China Outsourcing Manufacturing to USA

Chinese firms bargain hunting in U.S.

Liu is investing $10 million in the Palmetto State, building a printing-plate factory that will open this fall and hire 120 workers. His main aim is to tap the large American market, but when his finance staff penciled out the costs, he was stunned to learn how they compared with those in China.

Liu spent about $500,000 for seven acres in Spartanburg — less than one-fourth what it would cost to buy the same amount of land in Dongguan, a city in southeast China where he runs three plants. U.S. electricity rates are about 75% lower, and in South Carolina, Liu doesn’t have to put up with frequent blackouts.

About the only major thing that’s more expensive in Spartanburg is labor. Liu is looking to offer $12 to $13 an hour there, versus about $2 an hour in Dongguan, not including room and board. But Liu expects to offset some of the higher labor costs with a payroll tax credit of $1,500 per employee from South Carolina.

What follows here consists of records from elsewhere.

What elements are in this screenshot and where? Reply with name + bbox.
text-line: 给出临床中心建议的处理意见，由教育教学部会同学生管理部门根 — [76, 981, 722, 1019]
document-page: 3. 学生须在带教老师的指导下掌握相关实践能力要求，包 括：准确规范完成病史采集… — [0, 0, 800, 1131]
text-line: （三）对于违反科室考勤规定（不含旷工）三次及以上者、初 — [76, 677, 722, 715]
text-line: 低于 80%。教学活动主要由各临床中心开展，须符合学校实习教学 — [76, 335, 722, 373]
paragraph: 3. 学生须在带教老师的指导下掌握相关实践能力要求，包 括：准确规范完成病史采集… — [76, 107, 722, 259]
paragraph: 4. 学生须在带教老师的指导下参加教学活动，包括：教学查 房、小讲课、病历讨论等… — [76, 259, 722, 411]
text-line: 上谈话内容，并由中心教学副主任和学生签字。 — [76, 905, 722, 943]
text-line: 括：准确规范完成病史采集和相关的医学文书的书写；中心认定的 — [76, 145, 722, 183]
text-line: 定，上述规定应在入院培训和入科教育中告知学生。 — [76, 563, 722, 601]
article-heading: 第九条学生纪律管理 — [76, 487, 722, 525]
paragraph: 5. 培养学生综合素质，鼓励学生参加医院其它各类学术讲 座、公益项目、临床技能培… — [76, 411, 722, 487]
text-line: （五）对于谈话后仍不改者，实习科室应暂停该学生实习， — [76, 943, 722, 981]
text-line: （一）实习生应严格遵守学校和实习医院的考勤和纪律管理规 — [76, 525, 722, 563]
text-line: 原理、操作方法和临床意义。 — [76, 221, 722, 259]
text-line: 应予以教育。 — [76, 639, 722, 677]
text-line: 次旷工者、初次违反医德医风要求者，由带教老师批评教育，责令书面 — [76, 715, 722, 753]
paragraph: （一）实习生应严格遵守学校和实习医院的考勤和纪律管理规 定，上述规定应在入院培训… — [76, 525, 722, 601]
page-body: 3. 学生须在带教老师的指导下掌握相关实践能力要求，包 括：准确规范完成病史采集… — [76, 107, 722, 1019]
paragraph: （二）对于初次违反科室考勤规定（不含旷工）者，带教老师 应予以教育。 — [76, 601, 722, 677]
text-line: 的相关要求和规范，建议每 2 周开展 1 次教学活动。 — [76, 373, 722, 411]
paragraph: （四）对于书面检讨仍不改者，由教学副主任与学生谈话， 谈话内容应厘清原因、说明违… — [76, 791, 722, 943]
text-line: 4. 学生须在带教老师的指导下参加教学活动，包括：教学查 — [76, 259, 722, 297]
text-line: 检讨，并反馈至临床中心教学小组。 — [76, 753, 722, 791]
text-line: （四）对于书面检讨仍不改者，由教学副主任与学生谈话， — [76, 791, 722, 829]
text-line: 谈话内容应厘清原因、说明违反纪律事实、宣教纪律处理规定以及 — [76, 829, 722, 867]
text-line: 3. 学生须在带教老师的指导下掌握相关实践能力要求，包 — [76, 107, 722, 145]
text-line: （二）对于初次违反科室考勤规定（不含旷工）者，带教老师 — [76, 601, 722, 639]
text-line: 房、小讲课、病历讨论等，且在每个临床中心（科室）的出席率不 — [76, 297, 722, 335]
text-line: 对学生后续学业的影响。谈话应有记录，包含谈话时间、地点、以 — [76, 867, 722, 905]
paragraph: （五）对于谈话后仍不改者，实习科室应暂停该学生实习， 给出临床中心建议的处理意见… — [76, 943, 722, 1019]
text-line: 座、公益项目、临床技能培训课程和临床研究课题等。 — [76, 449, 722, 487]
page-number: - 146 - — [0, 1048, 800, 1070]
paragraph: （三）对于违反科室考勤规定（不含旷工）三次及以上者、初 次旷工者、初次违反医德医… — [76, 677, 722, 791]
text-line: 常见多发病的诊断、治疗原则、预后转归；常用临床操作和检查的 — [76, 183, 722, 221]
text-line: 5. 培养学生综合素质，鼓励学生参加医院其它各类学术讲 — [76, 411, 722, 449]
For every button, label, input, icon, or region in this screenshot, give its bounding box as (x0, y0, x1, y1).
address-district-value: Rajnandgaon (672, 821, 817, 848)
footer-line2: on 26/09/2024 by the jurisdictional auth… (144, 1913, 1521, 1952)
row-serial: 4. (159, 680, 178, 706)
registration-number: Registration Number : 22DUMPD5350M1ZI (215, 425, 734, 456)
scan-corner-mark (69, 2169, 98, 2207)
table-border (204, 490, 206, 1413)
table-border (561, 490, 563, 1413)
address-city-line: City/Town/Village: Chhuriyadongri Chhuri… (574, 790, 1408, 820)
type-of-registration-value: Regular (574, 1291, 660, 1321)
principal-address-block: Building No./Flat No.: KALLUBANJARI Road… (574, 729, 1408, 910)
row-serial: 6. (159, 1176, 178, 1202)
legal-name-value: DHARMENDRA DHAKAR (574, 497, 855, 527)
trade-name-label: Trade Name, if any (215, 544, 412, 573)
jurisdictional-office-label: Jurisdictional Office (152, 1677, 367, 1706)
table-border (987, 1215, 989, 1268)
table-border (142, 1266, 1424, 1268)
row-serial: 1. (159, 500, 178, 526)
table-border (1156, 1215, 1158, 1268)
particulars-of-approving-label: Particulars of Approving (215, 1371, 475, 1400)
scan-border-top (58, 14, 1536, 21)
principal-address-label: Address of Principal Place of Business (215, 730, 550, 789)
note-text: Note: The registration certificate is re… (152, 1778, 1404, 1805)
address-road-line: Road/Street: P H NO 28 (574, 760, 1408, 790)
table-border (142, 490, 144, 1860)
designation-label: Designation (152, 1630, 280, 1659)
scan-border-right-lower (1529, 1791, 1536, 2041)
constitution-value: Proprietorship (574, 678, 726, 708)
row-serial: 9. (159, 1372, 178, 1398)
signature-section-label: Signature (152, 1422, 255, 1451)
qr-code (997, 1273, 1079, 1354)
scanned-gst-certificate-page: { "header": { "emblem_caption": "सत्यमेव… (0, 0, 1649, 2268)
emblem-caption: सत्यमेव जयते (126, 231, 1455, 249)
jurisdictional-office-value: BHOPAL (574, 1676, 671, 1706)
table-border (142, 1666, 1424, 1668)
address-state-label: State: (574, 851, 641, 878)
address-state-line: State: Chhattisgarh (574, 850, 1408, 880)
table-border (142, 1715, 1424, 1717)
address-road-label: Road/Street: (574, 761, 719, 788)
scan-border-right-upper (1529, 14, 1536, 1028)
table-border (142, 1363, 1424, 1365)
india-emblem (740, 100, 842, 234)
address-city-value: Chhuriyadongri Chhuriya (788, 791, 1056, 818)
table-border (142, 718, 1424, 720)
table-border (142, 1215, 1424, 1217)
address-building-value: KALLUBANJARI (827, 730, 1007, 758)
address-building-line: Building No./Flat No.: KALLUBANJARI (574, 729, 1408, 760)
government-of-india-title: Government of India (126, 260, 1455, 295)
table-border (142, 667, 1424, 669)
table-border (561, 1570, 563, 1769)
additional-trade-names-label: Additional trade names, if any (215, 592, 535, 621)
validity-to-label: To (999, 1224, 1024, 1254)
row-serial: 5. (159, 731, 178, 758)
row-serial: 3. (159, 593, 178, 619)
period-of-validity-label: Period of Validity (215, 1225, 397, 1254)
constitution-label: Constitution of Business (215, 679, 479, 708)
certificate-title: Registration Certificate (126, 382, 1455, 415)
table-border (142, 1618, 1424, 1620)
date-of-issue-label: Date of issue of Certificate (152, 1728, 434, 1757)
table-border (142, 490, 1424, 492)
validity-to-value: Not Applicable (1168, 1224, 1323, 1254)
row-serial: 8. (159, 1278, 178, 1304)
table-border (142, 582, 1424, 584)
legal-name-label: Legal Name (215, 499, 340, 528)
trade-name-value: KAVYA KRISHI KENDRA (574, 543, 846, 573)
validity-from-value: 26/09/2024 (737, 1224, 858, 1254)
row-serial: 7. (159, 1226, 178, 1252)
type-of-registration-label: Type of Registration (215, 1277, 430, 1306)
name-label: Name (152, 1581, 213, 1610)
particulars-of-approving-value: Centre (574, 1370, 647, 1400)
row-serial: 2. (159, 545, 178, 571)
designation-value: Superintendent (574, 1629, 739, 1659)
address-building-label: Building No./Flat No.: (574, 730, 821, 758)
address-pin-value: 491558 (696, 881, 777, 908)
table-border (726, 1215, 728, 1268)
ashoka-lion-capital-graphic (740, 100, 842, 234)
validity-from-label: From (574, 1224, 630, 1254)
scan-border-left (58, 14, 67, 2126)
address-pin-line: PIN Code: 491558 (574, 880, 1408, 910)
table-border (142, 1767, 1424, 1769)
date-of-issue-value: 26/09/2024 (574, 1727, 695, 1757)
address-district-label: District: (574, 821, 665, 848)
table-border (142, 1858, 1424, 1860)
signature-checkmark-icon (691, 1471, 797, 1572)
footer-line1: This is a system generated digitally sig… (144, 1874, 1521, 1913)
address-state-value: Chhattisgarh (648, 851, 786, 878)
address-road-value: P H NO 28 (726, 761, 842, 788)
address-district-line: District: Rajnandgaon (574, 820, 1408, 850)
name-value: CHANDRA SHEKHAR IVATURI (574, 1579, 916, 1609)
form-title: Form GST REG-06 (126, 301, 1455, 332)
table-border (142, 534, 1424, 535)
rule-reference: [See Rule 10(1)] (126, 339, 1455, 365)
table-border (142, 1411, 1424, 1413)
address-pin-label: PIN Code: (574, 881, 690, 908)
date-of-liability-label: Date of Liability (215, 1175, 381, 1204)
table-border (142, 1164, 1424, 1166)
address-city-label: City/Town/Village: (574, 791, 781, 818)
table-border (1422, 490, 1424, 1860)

“I was surprised,” said the 63-year-old president of Shanxi Yuncheng Plate-Making Group. “The gap’s not as large as I thought.” Liu is part of a growing wave of Chinese entrepreneurs expanding into the U.S. From Spartanburg to Los Angeles they are building factories, buying companies and investing in business and real estate.

True this is still a relatively small macro economic factor. However, it is growing. The primary push so far is economic – not a move to lean manufacturing (as far, as I can tell) to put manufacturing close to the customer. What is the biggest factor? The USA is spending more than $400 billion every year more than it produces. The only way to consume more than you produce is to borrow (and take an obligation to pay back those that lend you money) or sell the stuff you own to those that are producing more than they are consuming. China is producing more than $200 billion more than it consumes every year.

For decades foreigners have taken debt from Americans that promise to pay back later (to pay for what they consumed). Now many are deciding that these debts are not attractive investments and are looking to own productive assets in the USA (companies, factories…). Which is smart on there part in my opinion.

Related: The Budget Deficit, the Current Account Deficit and the Saving DeficitMoving Jobs to Silicon Valley from India$2,540,000,000,000 in USA Consumer DebtHow to Keep the USA ManufacturingTop 10 Manufacturing Countries 2006

Warren Buffett’s 2004 Annual Report:

Should we continue to run current account deficits comparable to those now prevailing, the net ownership of the U.S. by other countries and their citizens a decade from now will amount to roughly $11 trillion. And, if foreign investors were to earn only 5% on that net holding, we would need to send a net of $.55 trillion of goods and services abroad every year merely to service the U.S. investments then held by foreigners. At that date, a decade out, our GDP would probably total about $18 trillion (assuming low inflation, which is far from a sure thing). Therefore, our U.S. “family” would then be delivering 3% of its annual output to the rest of the world simply as tribute for the overindulgences of the past. In this case, unlike that involving budget deficits, the sons would truly pay for the sins of their fathers.

From the original article:

But the Beijing government’s $5-billion stake in Morgan Stanley and $3-billion investment in the private equity firm Blackstone Group brought China’s overall investments in U.S. firms to $9.8 billion in 2007, up from $36 million the year before, according to Thomson Financial.

By comparison, U.S. investment in China was $2.6 billion last year, down from $3 billion in 2006, said China’s Ministry of Commerce. But many Chinese entrepreneurs prefer to keep a low profile, and experts say those figures don’t include a lot of investment activity happening under the official radar.

This is showing how low investment in companies in the USA by Chinese has been. Hundreds of billions of dollars has been invested in USA debt each year (largely US government debt). Another thing I like about the original article is the positive view the investor has of manufacturing in the USA. From our previous post, New Look American Manufacturing:

And does National Association of Manufacturers think the USA is good at nothing? Don’t manufacturers here benefit from being the USA? What cost advantages does that give them? I think being a manufacturer in the USA offers huge advantages as well as some challenges. The prospects are good.

One thought on “China Outsourcing Manufacturing to USA

  1. That’s interesting that land is more expensive in China than in the US. I always thought land was fairly inexpensive there. Of course what really gets companies over the long run is the labor costs. Lower wages over the course of many years would more than make up for the higher cost of land. It’s too bad, but this is the main reason why jobs get outsourced so often.